Monoclinic BiVO4 is being used as a photocatalyst due to its stability, cost-effectiveness, ease of synthesis, and narrow band gap. Although, the valence band maximum, VBM (∼−6.80 eV vs vacuum) of BiVO4 is well below the redox potential of water but having less positive conduction band minimum, CBM (−4.56 eV vs vacuum), responsible for its low efficiency. We have carried out a comprehensive periodic density functional theory (DFT) simulations for the pristine, Oxygen defective (Ov) and Se doped BiVO4, to engineer not only its CB edge position but the overall photocatalytic and charge carrier properties. Our theoretical method has nicely reproduced the experimental data of pristine BiVO4, which encouraged us to elaborate further its Ov and Se-doped characteristics.
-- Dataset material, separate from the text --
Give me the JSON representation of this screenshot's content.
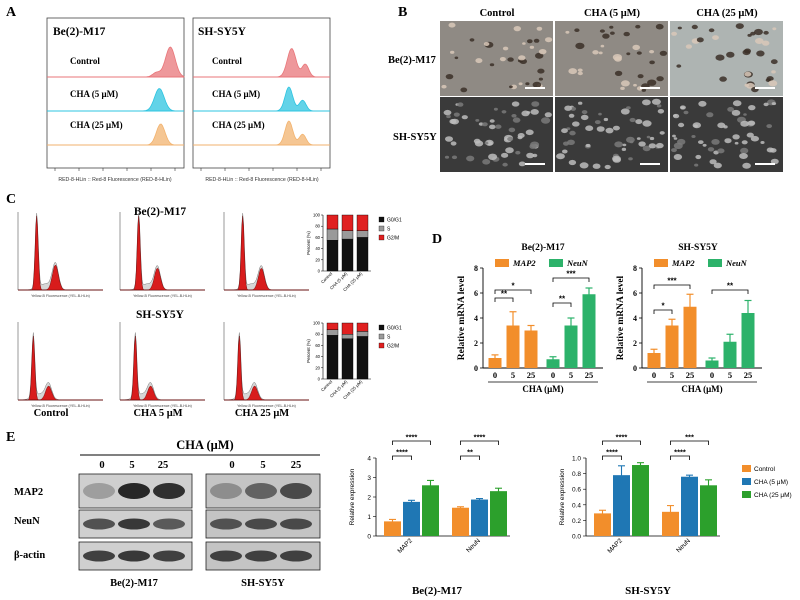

It is found that both the Ov (1% Oxygen vacancy) and Se-doped BiVO4 (1–2% Se) have ideal band edges, band gaps, and small effective masses of electrons and holes, responsible for high photocatalytic activities. Moreover, Se-doped BiVO4 behave as p-type semiconductor. Finally, the photocatalytic water-splitting behaviour of the selected surfaces were counterchecked with water interaction, where the strong water adsorption energy of about ∼−38 to −50 kcal/mol, confirms and predicts their higher efficiencies compared to that of parent BiVO4.